Aberrant connective tissue differentiation towards cartilage and bone underlies human keloids in African Americans.
Academic Article
Overview
abstract
Keloids are benign fibroproliferative tumors more frequently found among African Americans. Until now, keloid etiopathogenesis is not fully understood. To characterize keloids in African Americans, we performed transcriptional profiling of biopsies from large chronic keloids, adjacent non-lesional (NL) skin (n=3) and a newly formed keloid lesion using Affymetrix HGU133 2.0 plus arrays. Quantitative RT-PCR (qRT-PCR) and immunohistochemistry (IHC) staining were performed to confirm increased expression of relevant genes. We identified 1202 upregulated and 961 downregulated differentially expressed genes (DEGs) between keloid and NL skin; 1819 up- and 1867 downregulated DEGs between newly formed keloid and NL skin; and 492 up- and 775 downregulated DEGs between chronic and newly formed keloid (fold change >2, false discovery rate <0.05).
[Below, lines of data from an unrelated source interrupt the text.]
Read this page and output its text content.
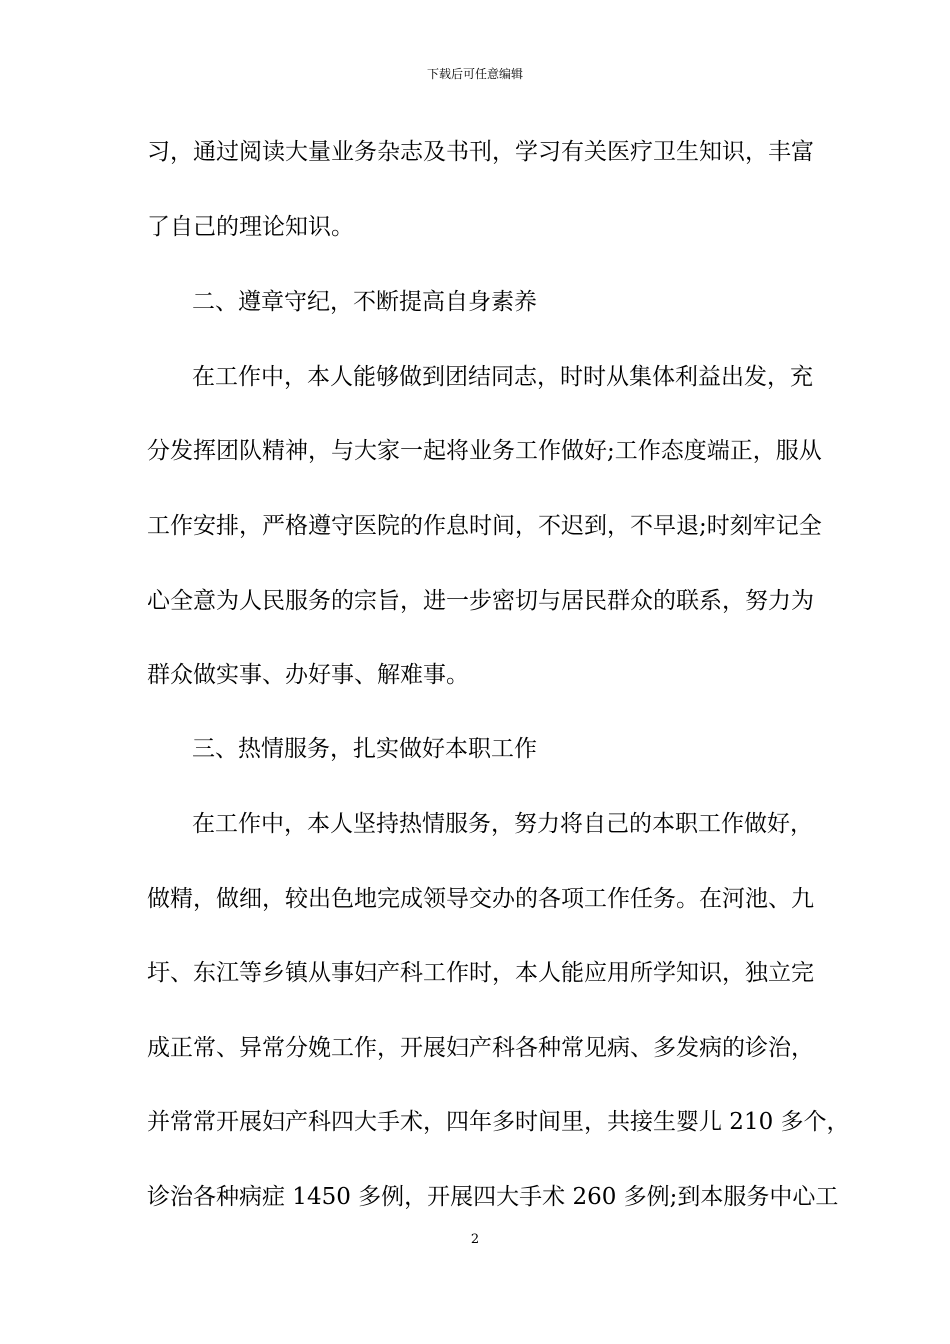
下载后可任意编辑
习，通过阅读大量业务杂志及书刊，学习有关医疗卫生知识，丰富
了自己的理论知识。
二、遵章守纪，不断提高自身素养
在工作中，本人能够做到团结同志，时时从集体利益出发，充
分发挥团队精神，与大家一起将业务工作做好;工作态度端正，服从
工作安排，严格遵守医院的作息时间，不迟到，不早退;时刻牢记全
心全意为人民服务的宗旨，进一步密切与居民群众的联系，努力为
群众做实事、办好事、解难事。
三、热情服务，扎实做好本职工作
在工作中，本人坚持热情服务，努力将自己的本职工作做好，
做精，做细，较出色地完成领导交办的各项工作任务。在河池、九
圩、东江等乡镇从事妇产科工作时，本人能应用所学知识，独立完
成正常、异常分娩工作，开展妇产科各种常见病、多发病的诊治，
并常常开展妇产科四大手术，四年多时间里，共接生婴儿 210 多个，
诊治各种病症 1450 多例，开展四大手术 260 多例;到本服务中心工
2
Many of the top upregulated DEGs between chronic keloid and NL skin and between newly formed keloid and NL skin are involved in bone/cartilage formation including Fibrillin 2 (FBN2), Collagen type X alpha 1, Asporin (ASPN), Cadherin 11 (CDH11), Bone morphogenic protein 1 (BMP1), Secreted phosphoprotein 1 and Runt-related transcription factor 2 (RUNX2). qRT-PCR confirmed significant (P<.05) upregulation of BMP1, RUNX2, CDH11 and FBN2 in chronic keloid compared to NL skin. IHC staining showed increased protein expression of ASPN, CDH11, BMP1 and RUNX2 on chronic and newly formed keloid compared to NL skin. Our study shows that large keloids in African Americans represent a dysplasia of cutaneous connective tissue towards immature cartilage or bone differentiation. The phenotype is potentially regulated by overexpression of RUNX2. This knowledge may give insights to guide the development of better treatment for the disease in the future.